The Power of Inclusive Procurement
- by Rod Robinson
From spurring local job growth to building environmentally-friendly supply chains, inclusive procurement can create positive change.
When I graduated from Wharton in 1995 and decided to pursue a career in management consulting at A.T. Kearney, I had grand visions of helping one of our multinational clients grow revenue through a high profile M&A transaction. Instead, I was assigned to a global strategic sourcing engagement for one of the most recognizable corporate brands in the world. I didn’t know what strategic sourcing was at the time, but I quickly learned that it was an approach to supply-chain management that enabled an organization to leverage its purchasing power to optimize the value it received from suppliers. I began to realize then that the often-overlooked area of procurement had the potential to unlock corporate value.
I had no idea that that first assignment would play such a role in shaping my career. In the 20 years since then, I have remained in supply chain and procurement, doing stints with other global consultancies including Accenture and working as chief procurement officer at Cincinnati Bell and now as founder and CEO of ConnXus, where our software helps create more inclusive and sustainable supply chains. My cumulative corporate and entrepreneurial experience has provided me with a unique perspective on procurement, and as a result I believe inclusive procurement can change the world.
Statistics That Matter
Consider these statistics supported by the chart below (from a prior blog post):
- 99.9 percent of all U.S. firms are in the small business category.
- Women- and minority-owned companies represent more than 50 percent of the total small business population.
- More than half of the American workforce of about 142 million people is employed by small businesses.
- Small businesses have generated more than 65 percent of new jobs over the past 20 years.

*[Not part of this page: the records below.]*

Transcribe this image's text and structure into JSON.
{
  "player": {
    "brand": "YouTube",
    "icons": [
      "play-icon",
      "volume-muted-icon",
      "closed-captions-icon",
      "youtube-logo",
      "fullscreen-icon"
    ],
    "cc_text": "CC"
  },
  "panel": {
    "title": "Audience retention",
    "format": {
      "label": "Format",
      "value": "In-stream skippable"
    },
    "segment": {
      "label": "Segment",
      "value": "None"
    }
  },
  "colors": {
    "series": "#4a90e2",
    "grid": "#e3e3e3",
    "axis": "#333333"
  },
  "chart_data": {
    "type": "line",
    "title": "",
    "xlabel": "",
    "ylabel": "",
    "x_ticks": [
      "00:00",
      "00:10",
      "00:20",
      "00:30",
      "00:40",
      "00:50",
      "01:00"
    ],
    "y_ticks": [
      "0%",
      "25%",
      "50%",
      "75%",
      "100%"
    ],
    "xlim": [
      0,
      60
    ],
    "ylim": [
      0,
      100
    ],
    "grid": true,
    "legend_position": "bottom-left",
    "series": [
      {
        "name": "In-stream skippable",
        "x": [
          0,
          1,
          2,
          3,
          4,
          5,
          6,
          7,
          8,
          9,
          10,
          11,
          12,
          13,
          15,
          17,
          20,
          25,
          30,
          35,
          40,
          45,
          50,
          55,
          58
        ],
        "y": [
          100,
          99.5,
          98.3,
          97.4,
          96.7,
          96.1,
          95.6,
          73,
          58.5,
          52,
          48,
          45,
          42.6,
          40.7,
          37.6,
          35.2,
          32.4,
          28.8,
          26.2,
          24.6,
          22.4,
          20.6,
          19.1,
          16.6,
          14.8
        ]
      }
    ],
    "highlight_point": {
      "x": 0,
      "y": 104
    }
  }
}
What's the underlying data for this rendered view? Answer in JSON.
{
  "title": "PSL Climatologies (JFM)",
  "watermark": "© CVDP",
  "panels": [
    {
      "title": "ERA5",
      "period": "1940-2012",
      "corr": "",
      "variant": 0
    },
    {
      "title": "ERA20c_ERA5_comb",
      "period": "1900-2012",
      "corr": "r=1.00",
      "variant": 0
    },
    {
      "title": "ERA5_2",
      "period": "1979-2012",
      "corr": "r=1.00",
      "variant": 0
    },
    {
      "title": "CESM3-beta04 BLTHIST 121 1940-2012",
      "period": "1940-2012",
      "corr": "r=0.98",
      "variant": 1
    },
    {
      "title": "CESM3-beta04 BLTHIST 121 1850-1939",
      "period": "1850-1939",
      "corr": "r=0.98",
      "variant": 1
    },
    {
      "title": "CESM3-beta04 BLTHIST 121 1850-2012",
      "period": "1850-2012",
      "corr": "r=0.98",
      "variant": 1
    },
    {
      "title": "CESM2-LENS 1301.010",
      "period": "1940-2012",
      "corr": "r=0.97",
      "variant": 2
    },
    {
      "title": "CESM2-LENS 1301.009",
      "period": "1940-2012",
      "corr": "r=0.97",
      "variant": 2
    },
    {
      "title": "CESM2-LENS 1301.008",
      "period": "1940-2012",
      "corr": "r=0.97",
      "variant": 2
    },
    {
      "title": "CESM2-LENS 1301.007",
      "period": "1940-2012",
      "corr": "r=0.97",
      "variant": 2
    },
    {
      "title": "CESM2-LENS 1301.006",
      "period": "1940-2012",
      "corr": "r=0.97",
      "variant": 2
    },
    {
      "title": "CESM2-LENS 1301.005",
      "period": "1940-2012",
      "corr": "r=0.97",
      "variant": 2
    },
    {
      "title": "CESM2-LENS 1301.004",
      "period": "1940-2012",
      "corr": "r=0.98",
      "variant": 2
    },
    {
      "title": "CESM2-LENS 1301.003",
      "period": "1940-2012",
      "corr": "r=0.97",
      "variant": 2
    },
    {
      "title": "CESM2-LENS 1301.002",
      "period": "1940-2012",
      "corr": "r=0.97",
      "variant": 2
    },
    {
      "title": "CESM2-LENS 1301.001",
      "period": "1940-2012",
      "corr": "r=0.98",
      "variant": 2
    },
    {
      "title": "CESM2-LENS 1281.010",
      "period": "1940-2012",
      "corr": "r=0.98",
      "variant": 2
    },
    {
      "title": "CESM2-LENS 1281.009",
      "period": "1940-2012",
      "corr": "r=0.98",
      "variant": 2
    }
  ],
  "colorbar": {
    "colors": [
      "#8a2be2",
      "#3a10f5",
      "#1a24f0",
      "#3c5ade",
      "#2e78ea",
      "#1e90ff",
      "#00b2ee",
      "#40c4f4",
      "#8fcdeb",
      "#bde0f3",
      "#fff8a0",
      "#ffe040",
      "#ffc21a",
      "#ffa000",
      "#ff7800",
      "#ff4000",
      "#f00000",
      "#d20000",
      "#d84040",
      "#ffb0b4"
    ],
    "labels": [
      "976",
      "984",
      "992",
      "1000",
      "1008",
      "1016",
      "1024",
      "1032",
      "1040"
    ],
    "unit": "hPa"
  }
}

- The number of minority-owned businesses grew nearly 50 percent between 2002 and 2007—almost three times the rate of all firms in the U.S.
As noted above, nearly 60 percent of the more than $30 trillion in annual revenue generated by U.S. firms is produced by a small group that represents less than one-tenth of 1 percent of the national business population. Although minority and female-owned firms represent more than 50 percent of today’s total U.S. business population, they generate just over 6 percent of total revenue.
As one of the fastest-growing sectors of small business, minority-owned businesses in particular demand our attention. Together, they generate over $500 billion in sales each year, comprise 21.3 percent of all non-farm businesses in the country, and provide 5 percent of total employment.
It is no secret that start-ups are disrupting multi-billion dollar industries. The top five publicly traded companies didn’t even exist 25 years ago. These companies achieved success by introducing innovative solutions to the market that delivered value in the form of lower cost or enabled enhanced revenue. Corporate procurement professionals are often the gatekeepers positioned to discover these new innovations. I recently spoke at a corporate innovation event and shared an example from the food and beverage industry, where 96 percent of the four-year industry growth came by way of start-ups, totaling $17 billion.
When I was head of purchasing or otherwise in a position of influence, I made it a point to identify spend categories where we could introduce new suppliers into the supply chain. I knew awarding a contract to an innovative, rapidly growing company would have a much greater impact on local job growth than simply sticking with the status quo. ConnXus now boasts an enterprise customer list that represents a significant portion of the Fortune 1000. This was made possible because one major corporation was willing to give new suppliers a chance. That contract alone doubled the size of our company in year three of our existence. The supply chain professionals at this company now take great pride in the fact that they played a key role in the development of an innovative start-up that has created 21 new jobs and is serving customers in eight countries.
An inclusive supplier portfolio enables supply chain and procurement professionals to leverage spending strategically in the supplier selection process. For example, we were recently able to help a customer look back to see that the $30 million that they spent with 55 diverse suppliers in a major urban market was directly responsible for supporting over 4,000 jobs. This company is now trying to determine how they can leverage this sort of information ahead of future supplier-selection decisions. Think about the impact that this can have on unemployment.
Every supply chain is at risk of inadvertently supporting slavery and child labor. Organizations like Made In A Free World (MIAFW) are doing something about it. MIAFW has built software that locates and addresses these risks. This innovative software solution enables procurement and supply chain professionals to play a key role in ending forced economic exploitation.
Organizations such as EcoVadis are making it easier for companies to monitor and measure the environmental practices of their suppliers. This allows procurement professionals to help build more environmentally-friendly supply chains.
Increasing profits and enhancing shareholder value are not exactly world-changing concepts. However, it is worth emphasizing the value that procurement plays in controlling the cost of goods sold. For many companies, total external purchases represent a third of total revenue. That means every purchasing dollar saved falls directly to the bottom line; for a billion dollar company, it could represent a 14 percent increase in earnings. This is before considering the additional benefits (reputation, loyalty, innovation, new market access, etc.) associated with a more inclusive network of suppliers.
In my opinion, procurement and supply chain is positioned to have the most broad-sweeping impact of any other role within a corporation. From being on the front end of identifying innovative suppliers, to selecting suppliers that maximize local job growth, procurement professionals are positioned to pull the levers that create the optimal supplier mix.